J Trauma. 1991 Jun;31(6):806-12.
The Organ Injury Scaling Committee of the AAST recently published a consensus classification of splenic, hepatic, and renal injuries (J Trauma, 29:1664, 1989). The hepatic injury scale (HIS), based on parenchymal laceration and intrahepatic hematoma, includes grades 1 to 6, representing the least to most severe injury. This study classifies liver injuries by findings at celiotomy, correlates operative findings with transfusion requirements and method of management of liver injury, and relates preoperative CT to anatomic findings at laparotomy. Thirty-seven patients with blunt liver injury were evaluated by abdominal CT with and without intravenous contrast and then underwent celiotomy. Increasing operative HIS correlated well with increasing severity of injury as measured by transfusions and operative management. Thirty-one CT grades did not correlate with operative findings (84%). Four patients had intrahepatic hematomas that were not discovered at operation. Twelve lacerations were graded too high by CT and 15 too low. Of these 15, ten CT scores were at least two grades lower than operative findings. Injuries around the falciform ligament occurred in three of the low misclassifications. One patient with intrahepatic hematoma developed hepatic artery pseudoaneurysm. We conclude that the HIS readily characterizes operative findings of hepatic lacerations and that increasing operative grade correlates well with transfusion requirements and operative management. CT can define intrahepatic hematomas, but does not correlate well with hepatic lacerations. Extreme caution is required when using CT alone to define "minimal" liver injury for prospective management of blunt trauma victims.
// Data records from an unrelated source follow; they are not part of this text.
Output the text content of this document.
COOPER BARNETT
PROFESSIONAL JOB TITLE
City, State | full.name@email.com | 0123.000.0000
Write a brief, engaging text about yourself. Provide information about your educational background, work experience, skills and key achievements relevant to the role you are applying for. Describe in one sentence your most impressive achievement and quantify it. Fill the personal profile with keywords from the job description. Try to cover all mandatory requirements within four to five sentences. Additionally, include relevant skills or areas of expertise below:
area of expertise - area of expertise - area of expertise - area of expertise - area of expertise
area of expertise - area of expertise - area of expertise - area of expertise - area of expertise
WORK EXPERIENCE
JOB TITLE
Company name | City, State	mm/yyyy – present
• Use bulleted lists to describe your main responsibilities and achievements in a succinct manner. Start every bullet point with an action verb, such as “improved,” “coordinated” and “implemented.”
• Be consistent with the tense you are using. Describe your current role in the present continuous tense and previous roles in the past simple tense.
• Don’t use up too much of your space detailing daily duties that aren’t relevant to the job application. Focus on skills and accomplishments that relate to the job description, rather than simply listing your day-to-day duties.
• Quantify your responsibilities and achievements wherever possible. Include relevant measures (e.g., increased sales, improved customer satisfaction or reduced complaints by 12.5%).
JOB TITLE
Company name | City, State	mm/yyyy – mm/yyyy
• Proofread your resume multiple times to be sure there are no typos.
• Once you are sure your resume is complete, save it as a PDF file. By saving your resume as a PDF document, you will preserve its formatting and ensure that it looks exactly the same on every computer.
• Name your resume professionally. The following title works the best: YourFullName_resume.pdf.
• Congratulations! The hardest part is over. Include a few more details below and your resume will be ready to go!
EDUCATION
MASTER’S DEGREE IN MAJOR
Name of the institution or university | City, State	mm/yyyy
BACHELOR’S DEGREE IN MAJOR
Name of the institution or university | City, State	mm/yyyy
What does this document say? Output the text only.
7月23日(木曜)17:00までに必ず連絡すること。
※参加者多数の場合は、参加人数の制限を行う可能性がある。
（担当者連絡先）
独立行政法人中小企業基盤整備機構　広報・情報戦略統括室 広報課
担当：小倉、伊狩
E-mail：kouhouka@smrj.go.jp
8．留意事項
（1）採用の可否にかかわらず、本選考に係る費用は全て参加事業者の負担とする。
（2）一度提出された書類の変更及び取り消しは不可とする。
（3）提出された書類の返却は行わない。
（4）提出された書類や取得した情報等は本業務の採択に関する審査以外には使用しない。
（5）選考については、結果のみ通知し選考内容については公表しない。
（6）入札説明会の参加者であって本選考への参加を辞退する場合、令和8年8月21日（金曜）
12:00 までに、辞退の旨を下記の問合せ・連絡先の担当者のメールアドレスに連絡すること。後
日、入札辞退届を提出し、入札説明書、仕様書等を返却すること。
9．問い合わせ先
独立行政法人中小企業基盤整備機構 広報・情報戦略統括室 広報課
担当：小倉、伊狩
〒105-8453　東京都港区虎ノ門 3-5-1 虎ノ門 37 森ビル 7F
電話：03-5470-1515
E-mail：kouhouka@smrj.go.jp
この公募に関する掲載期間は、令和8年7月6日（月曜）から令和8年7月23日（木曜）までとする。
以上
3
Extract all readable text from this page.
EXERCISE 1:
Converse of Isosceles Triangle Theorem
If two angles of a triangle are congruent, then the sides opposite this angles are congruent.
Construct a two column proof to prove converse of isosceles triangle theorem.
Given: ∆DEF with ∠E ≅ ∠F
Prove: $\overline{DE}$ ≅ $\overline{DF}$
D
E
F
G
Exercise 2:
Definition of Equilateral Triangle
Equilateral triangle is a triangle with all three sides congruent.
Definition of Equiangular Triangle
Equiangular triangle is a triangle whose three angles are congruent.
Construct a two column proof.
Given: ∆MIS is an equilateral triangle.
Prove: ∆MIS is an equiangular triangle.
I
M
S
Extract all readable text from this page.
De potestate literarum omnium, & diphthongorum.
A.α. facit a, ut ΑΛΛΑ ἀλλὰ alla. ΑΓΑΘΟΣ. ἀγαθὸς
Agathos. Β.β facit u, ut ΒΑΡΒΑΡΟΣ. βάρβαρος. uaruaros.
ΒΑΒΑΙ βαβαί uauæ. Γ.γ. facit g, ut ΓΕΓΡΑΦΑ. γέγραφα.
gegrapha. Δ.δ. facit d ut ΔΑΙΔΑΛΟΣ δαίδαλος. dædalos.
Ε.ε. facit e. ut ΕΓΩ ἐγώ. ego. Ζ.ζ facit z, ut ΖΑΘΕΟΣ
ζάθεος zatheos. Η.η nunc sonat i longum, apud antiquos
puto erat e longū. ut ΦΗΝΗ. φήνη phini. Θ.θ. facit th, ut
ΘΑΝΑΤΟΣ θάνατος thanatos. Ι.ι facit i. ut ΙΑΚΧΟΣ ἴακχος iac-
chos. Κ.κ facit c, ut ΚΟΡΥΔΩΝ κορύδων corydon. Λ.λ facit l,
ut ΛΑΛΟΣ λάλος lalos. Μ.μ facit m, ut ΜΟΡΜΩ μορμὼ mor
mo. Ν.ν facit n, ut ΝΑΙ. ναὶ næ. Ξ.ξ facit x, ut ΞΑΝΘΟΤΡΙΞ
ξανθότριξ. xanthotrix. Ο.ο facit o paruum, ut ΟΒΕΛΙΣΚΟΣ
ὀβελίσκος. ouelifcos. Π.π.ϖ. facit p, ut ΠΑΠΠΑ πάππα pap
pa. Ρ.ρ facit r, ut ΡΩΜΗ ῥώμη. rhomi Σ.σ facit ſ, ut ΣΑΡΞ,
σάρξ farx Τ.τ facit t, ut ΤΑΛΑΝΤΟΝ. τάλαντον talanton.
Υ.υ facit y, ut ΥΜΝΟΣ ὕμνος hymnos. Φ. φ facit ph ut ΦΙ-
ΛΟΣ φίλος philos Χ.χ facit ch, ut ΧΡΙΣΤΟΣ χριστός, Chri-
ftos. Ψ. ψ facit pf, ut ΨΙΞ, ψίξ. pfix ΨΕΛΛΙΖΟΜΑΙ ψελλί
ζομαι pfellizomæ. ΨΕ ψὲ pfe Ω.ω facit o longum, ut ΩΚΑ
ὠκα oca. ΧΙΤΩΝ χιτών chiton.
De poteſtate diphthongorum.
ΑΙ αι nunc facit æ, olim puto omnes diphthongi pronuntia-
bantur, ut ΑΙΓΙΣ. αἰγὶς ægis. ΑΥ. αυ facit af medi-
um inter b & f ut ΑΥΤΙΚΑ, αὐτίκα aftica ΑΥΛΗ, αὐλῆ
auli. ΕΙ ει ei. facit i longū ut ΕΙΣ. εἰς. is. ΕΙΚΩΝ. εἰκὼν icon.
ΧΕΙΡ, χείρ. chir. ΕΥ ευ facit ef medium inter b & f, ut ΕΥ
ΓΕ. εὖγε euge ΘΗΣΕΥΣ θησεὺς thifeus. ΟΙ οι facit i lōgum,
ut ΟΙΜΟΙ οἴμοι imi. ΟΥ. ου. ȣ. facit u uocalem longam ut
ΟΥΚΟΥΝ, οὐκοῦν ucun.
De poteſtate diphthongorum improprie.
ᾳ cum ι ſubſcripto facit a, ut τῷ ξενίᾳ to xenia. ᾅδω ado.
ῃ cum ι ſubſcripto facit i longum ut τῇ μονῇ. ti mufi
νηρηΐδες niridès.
美国创伤外科学会(AAST)器官损伤分级委员会最近发布了脾、肝、肾损伤的共识分类(《创伤杂志》,29:1664,1989年)。基于实质撕裂伤和肝内血肿的肝损伤分级(HIS)包括1至6级,代表从最轻到最严重的损伤。本研究通过剖腹术所见对肝损伤进行分类,将手术所见与输血需求及肝损伤处理方法相关联,并将术前CT与剖腹术的解剖学发现相关联。37例钝性肝损伤患者接受了腹部CT平扫及增强扫描,然后接受剖腹术。手术HIS分级的增加与输血及手术处理所衡量的损伤严重程度增加密切相关。31个CT分级与手术所见不相关(84%)。4例患者存在术中未发现的肝内血肿。12处撕裂伤CT分级过高,15处过低。在这15处过低分级中,10个CT评分比手术所见至少低两级。镰状韧带周围的损伤出现在3例低分类错误中。1例肝内血肿患者发生了肝动脉假性动脉瘤。我们得出结论,HIS能够很容易地描述肝撕裂伤的手术所见,手术分级增加与输血需求及手术处理密切相关。CT能够确定肝内血肿,但与肝撕裂伤的相关性不佳。在单独使用CT来定义钝性创伤受害者前瞻性处理中的“轻微”肝损伤时,需要极其谨慎。